A raiva transbordou depois que as autoridades da cidade de Urumqi deram uma entrevista coletiva sobre o incêndio, na qual pareceram transferir a responsabilidade pelas mortes para os residentes da torre de apartamentos.

“A capacidade de alguns moradores de se salvarem era muito fraca”, disse Li Wensheng, chefe do Corpo de Bombeiros de Urumqi.

A polícia reprimiu as vozes dissidentes, anunciando a prisão de uma mulher de 24 anos por postar “informações incorretas” sobre o número de mortos online.

No final da sexta-feira, as pessoas em Urumqi caminharam pacificamente em grandes jaquetas de inverno na noite fria de inverno.

Vídeos dos protestos mostraram pessoas segurando a bandeira chinesa e gritando “abra, abra”. Eles se espalharam rapidamente nas mídias sociais chinesas, apesar da forte censura. De acordo com os vídeos, em algumas cenas as pessoas gritavam e empurravam fileiras de homens em trajes brancos de proteção total usados ​​por funcionários do governo local e voluntários de prevenção de epidemias.

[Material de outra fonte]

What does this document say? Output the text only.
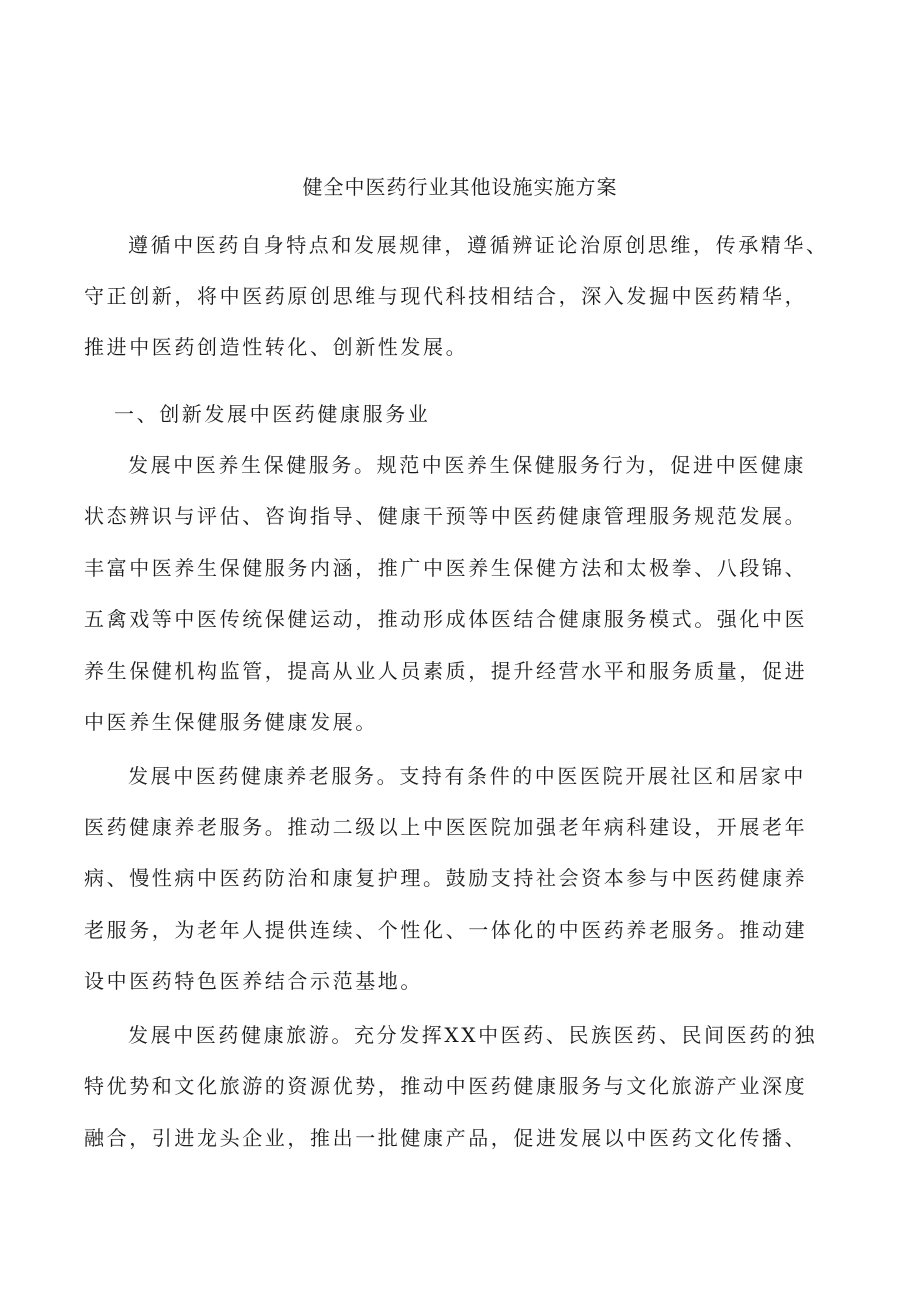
健全中医药行业其他设施实施方案
遵循中医药自身特点和发展规律，遵循辨证论治原创思维，传承精华、
守正创新，将中医药原创思维与现代科技相结合，深入发掘中医药精华，
推进中医药创造性转化、创新性发展。
一、创新发展中医药健康服务业
发展中医养生保健服务。规范中医养生保健服务行为，促进中医健康
状态辨识与评估、咨询指导、健康干预等中医药健康管理服务规范发展。
丰富中医养生保健服务内涵，推广中医养生保健方法和太极拳、八段锦、
五禽戏等中医传统保健运动，推动形成体医结合健康服务模式。强化中医
养生保健机构监管，提高从业人员素质，提升经营水平和服务质量，促进
中医养生保健服务健康发展。
发展中医药健康养老服务。支持有条件的中医医院开展社区和居家中
医药健康养老服务。推动二级以上中医医院加强老年病科建设，开展老年
病、慢性病中医药防治和康复护理。鼓励支持社会资本参与中医药健康养
老服务，为老年人提供连续、个性化、一体化的中医药养老服务。推动建
设中医药特色医养结合示范基地。
发展中医药健康旅游。充分发挥XX中医药、民族医药、民间医药的独
特优势和文化旅游的资源优势，推动中医药健康服务与文化旅游产业深度
融合，引进龙头企业，推出一批健康产品，促进发展以中医药文化传播、
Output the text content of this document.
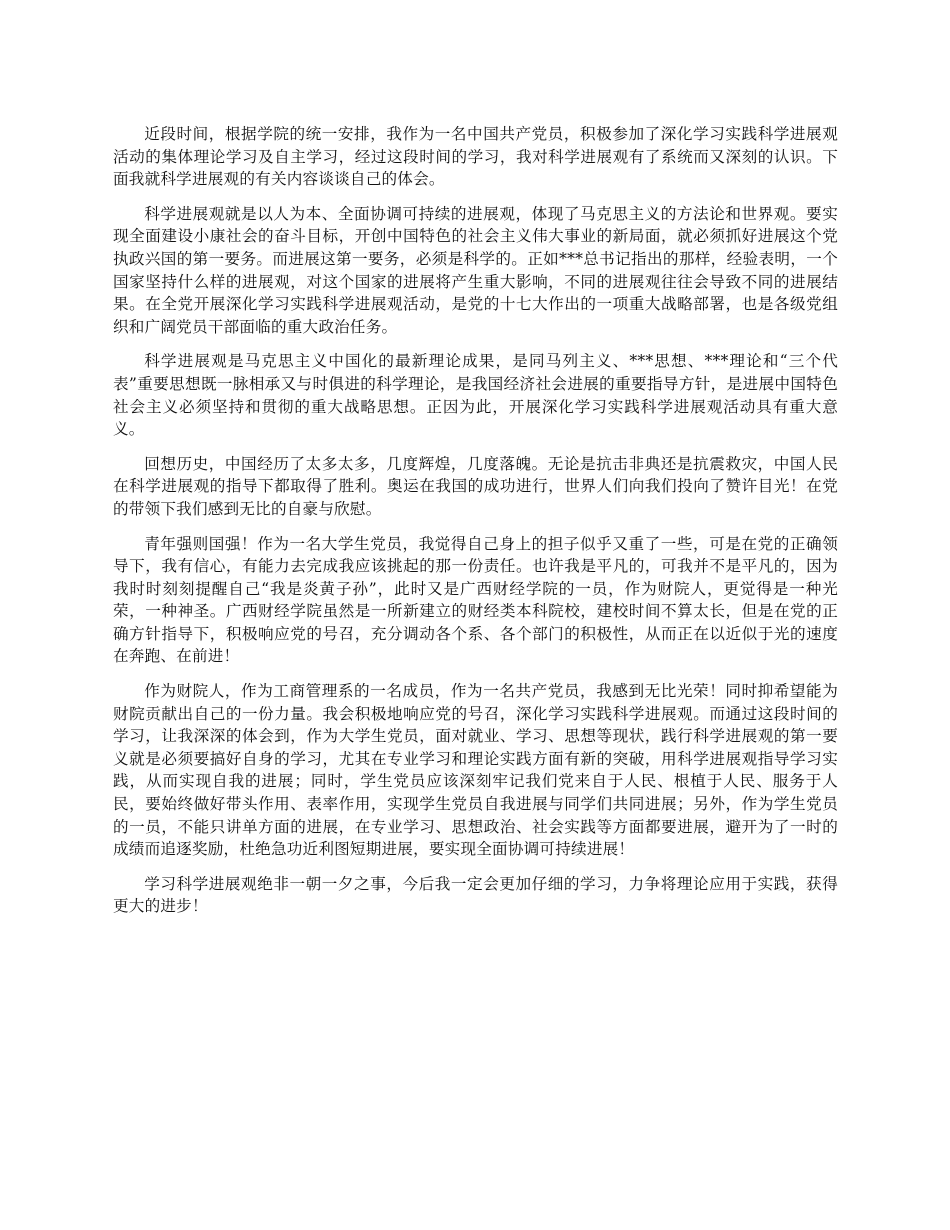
近段时间，根据学院的统一安排，我作为一名中国共产党员，积极参加了深化学习实践科学进展观活动的集体理论学习及自主学习，经过这段时间的学习，我对科学进展观有了系统而又深刻的认识。下面我就科学进展观的有关内容谈谈自己的体会。

科学进展观就是以人为本、全面协调可持续的进展观，体现了马克思主义的方法论和世界观。要实现全面建设小康社会的奋斗目标，开创中国特色的社会主义伟大事业的新局面，就必须抓好进展这个党执政兴国的第一要务。而进展这第一要务，必须是科学的。正如***总书记指出的那样，经验表明，一个国家坚持什么样的进展观，对这个国家的进展将产生重大影响，不同的进展观往往会导致不同的进展结果。在全党开展深化学习实践科学进展观活动，是党的十七大作出的一项重大战略部署，也是各级党组织和广阔党员干部面临的重大政治任务。

科学进展观是马克思主义中国化的最新理论成果，是同马列主义、***思想、***理论和“三个代表”重要思想既一脉相承又与时俱进的科学理论，是我国经济社会进展的重要指导方针，是进展中国特色社会主义必须坚持和贯彻的重大战略思想。正因为此，开展深化学习实践科学进展观活动具有重大意义。

回想历史，中国经历了太多太多，几度辉煌，几度落魄。无论是抗击非典还是抗震救灾，中国人民在科学进展观的指导下都取得了胜利。奥运在我国的成功进行，世界人们向我们投向了赞许目光！在党的带领下我们感到无比的自豪与欣慰。

青年强则国强！作为一名大学生党员，我觉得自己身上的担子似乎又重了一些，可是在党的正确领导下，我有信心，有能力去完成我应该挑起的那一份责任。也许我是平凡的，可我并不是平凡的，因为我时时刻刻提醒自己“我是炎黄子孙”，此时又是广西财经学院的一员，作为财院人，更觉得是一种光荣，一种神圣。广西财经学院虽然是一所新建立的财经类本科院校，建校时间不算太长，但是在党的正确方针指导下，积极响应党的号召，充分调动各个系、各个部门的积极性，从而正在以近似于光的速度在奔跑、在前进！

作为财院人，作为工商管理系的一名成员，作为一名共产党员，我感到无比光荣！同时抑希望能为财院贡献出自己的一份力量。我会积极地响应党的号召，深化学习实践科学进展观。而通过这段时间的学习，让我深深的体会到，作为大学生党员，面对就业、学习、思想等现状，践行科学进展观的第一要义就是必须要搞好自身的学习，尤其在专业学习和理论实践方面有新的突破，用科学进展观指导学习实践，从而实现自我的进展；同时，学生党员应该深刻牢记我们党来自于人民、根植于人民、服务于人民，要始终做好带头作用、表率作用，实现学生党员自我进展与同学们共同进展；另外，作为学生党员的一员，不能只讲单方面的进展，在专业学习、思想政治、社会实践等方面都要进展，避开为了一时的成绩而追逐奖励，杜绝急功近利图短期进展，要实现全面协调可持续进展！

学习科学进展观绝非一朝一夕之事，今后我一定会更加仔细的学习，力争将理论应用于实践，获得更大的进步！
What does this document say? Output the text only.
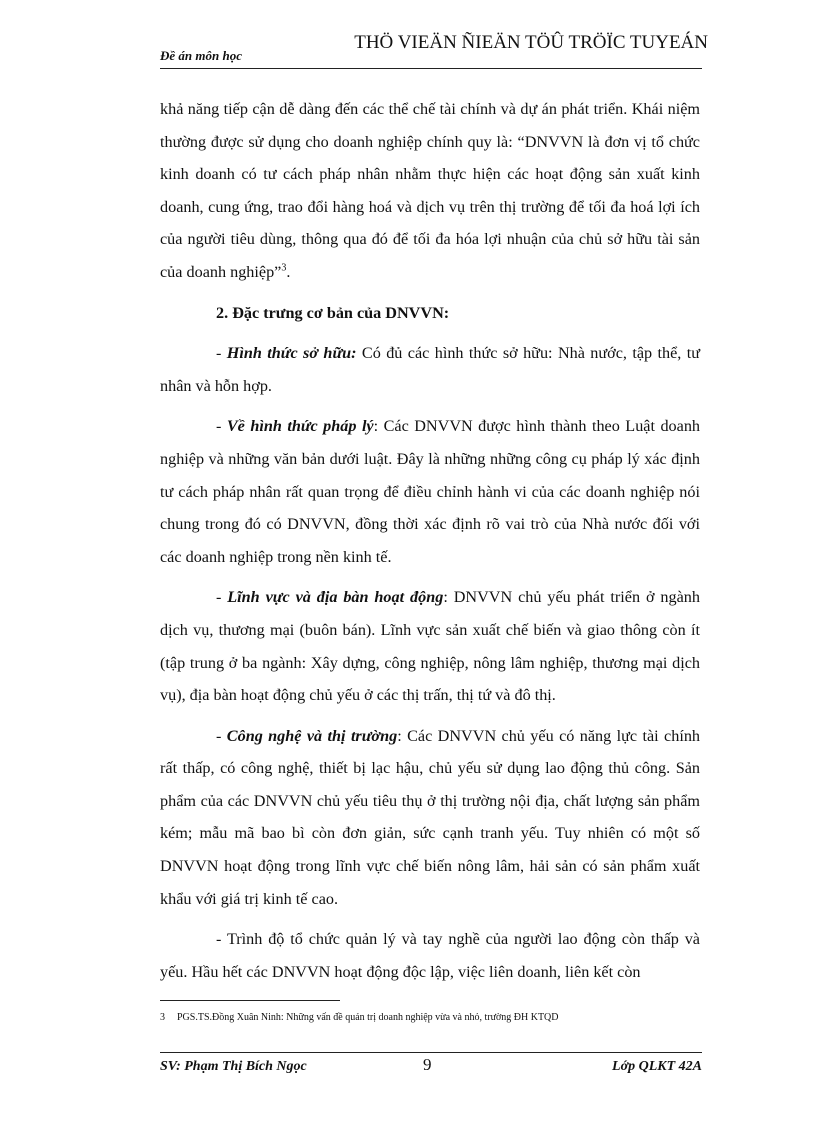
Đề án môn học
THÖ VIEÄN ÑIEÄN TÖÛ TRÖÏC TUYEÁN

khả năng tiếp cận dễ dàng đến các thể chế tài chính và dự án phát triển. Khái niệm thường được sử dụng cho doanh nghiệp chính quy là: “DNVVN là đơn vị tổ chức kinh doanh có tư cách pháp nhân nhằm thực hiện các hoạt động sản xuất kinh doanh, cung ứng, trao đổi hàng hoá và dịch vụ trên thị trường để tối đa hoá lợi ích của người tiêu dùng, thông qua đó để tối đa hóa lợi nhuận của chủ sở hữu tài sản của doanh nghiệp”$^3$.

2. Đặc trưng cơ bản của DNVVN:

- Hình thức sở hữu: Có đủ các hình thức sở hữu: Nhà nước, tập thể, tư nhân và hỗn hợp.

- Về hình thức pháp lý: Các DNVVN được hình thành theo Luật doanh nghiệp và những văn bản dưới luật. Đây là những những công cụ pháp lý xác định tư cách pháp nhân rất quan trọng để điều chỉnh hành vi của các doanh nghiệp nói chung trong đó có DNVVN, đồng thời xác định rõ vai trò của Nhà nước đối với các doanh nghiệp trong nền kinh tế.

- Lĩnh vực và địa bàn hoạt động: DNVVN chủ yếu phát triển ở ngành dịch vụ, thương mại (buôn bán). Lĩnh vực sản xuất chế biến và giao thông còn ít (tập trung ở ba ngành: Xây dựng, công nghiệp, nông lâm nghiệp, thương mại dịch vụ), địa bàn hoạt động chủ yếu ở các thị trấn, thị tứ và đô thị.

- Công nghệ và thị trường: Các DNVVN chủ yếu có năng lực tài chính rất thấp, có công nghệ, thiết bị lạc hậu, chủ yếu sử dụng lao động thủ công. Sản phẩm của các DNVVN chủ yếu tiêu thụ ở thị trường nội địa, chất lượng sản phẩm kém; mẫu mã bao bì còn đơn giản, sức cạnh tranh yếu. Tuy nhiên có một số DNVVN hoạt động trong lĩnh vực chế biến nông lâm, hải sản có sản phẩm xuất khẩu với giá trị kinh tế cao.

- Trình độ tổ chức quản lý và tay nghề của người lao động còn thấp và yếu. Hầu hết các DNVVN hoạt động độc lập, việc liên doanh, liên kết còn

3 PGS.TS.Đồng Xuân Ninh: Những vấn đề quản trị doanh nghiệp vừa và nhỏ, trường ĐH KTQD
SV: Phạm Thị Bích Ngọc	9	Lớp QLKT 42A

No sábado, a maioria deles havia sido deletada pelos censores. A Associated Press não pôde verificar todos os vídeos de forma independente, mas dois residentes de Urumqi que não quiseram ser identificados por medo de represálias disseram que protestos em larga escala ocorreram na noite de sexta-feira. Um deles disse que tinha amigos que participaram.

A Associated Press localizou dois vídeos de protestos em diferentes partes de Urumqi. Em um vídeo, policiais com máscaras e batas de hospital confrontaram manifestantes aos gritos. Em outro, um manifestante falou para uma multidão sobre suas demandas. Não está claro o quão difundidos são os protestos.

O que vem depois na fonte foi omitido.